Where the Light Touches: What Trees Can Teach Us About Choosing Growth
- christinahb
- Jun 20
- 3 min read

On a quiet walk through the forest, something ancient whispered itself into awareness.
I found myself watching the trees that lined the edge of a stream. They reached, as trees do, towards the light—but not evenly, not randomly. The branches only grew where the light was most abundant: over the water, toward the sky. On the side facing the dense shade of the forest, they were bare. It struck me then—how instinctively these trees knew not to pour energy into what would not sustain them.
They didn’t moralize it. They didn’t second-guess. They didn’t try to "be fair" to the dark side. They simply aligned themselves with nourishment.
This is nature’s quiet wisdom: a deep orientation toward what gives life.
But we humans are a more tangled forest. We often extend ourselves into spaces that don’t feed us—relationships that wear us down, jobs that leave us numb, habits that flatten our spirit. Sometimes, without noticing, we find that we are reaching and reaching, and still feeling starved.
Why do we keep investing in what doesn't nourish us?
We tell ourselves stories: I don’t have a choice. I don’t know what else to do. This is just how it is. And yet, there’s a deeper voice within us—quieter, but clear—that remembers what vitality feels like. A kind of inner compass that, like the trees, knows where the light comes from.
We do have choices.Even when circumstances feel fixed, there are always small pivots we can make—subtle turnings toward something more whole. These choices might not always be easy or instant, but they exist. Every day we make decisions—what to say yes to, what to decline, where to place our attention. These are the branches we grow.
And we do know what feeds us, even if we’ve forgotten how to listen.
Think of a time when you felt most alive—most peaceful, most yourself. Was it walking alone near the sea, where the wind cleared your thoughts? Was it in deep laughter with a friend who truly saw you? Was it in focused work that stirred your creativity, or in an hour of stillness that softened your heart?

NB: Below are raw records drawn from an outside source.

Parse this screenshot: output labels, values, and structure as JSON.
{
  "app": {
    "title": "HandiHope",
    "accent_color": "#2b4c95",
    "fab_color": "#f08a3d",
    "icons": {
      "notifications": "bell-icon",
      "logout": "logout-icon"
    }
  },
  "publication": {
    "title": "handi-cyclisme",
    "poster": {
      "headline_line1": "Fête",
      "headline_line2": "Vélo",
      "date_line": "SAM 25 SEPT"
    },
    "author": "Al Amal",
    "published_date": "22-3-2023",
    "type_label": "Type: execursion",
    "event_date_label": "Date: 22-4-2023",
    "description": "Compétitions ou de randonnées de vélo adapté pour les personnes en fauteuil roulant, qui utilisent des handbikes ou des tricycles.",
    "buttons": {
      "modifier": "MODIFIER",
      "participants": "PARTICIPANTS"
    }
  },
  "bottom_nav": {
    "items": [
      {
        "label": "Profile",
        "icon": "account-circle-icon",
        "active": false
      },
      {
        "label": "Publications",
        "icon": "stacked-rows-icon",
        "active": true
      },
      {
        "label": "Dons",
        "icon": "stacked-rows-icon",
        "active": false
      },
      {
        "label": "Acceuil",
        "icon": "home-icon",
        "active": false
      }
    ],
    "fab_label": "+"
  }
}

There’s a thread running through those moments—a handful of core elements that made them nourishing. Maybe it was spaciousness. Or intimacy. Or challenge. Or beauty. Or silence.
Whatever those core nutrients are, you can start turning toward them again. You can build a life—slowly, honestly—around what sustains your soul.
It may also require turning away.
Not all people or patterns can come with you into the light. Some things will ask for your energy and offer nothing in return. Some dynamics drain not because anyone is cruel or broken, but because they no longer align with your growth.
Letting go is not a failure of compassion—it’s an act of reverence for life.
Even nature prunes. The tree does not grieve the limb that could not reach the sun. It lets it go, without drama or blame, and sends its strength where it matters most.
So what might change if you began to orient your life like that? Not based on obligation or fear, but on nourishment?
This isn’t a call to perfection, but to attunement. A slow returning to your own ecosystem of vitality.
Reach toward where the light is. Let yourself be fed. Let yourself grow in the direction of life.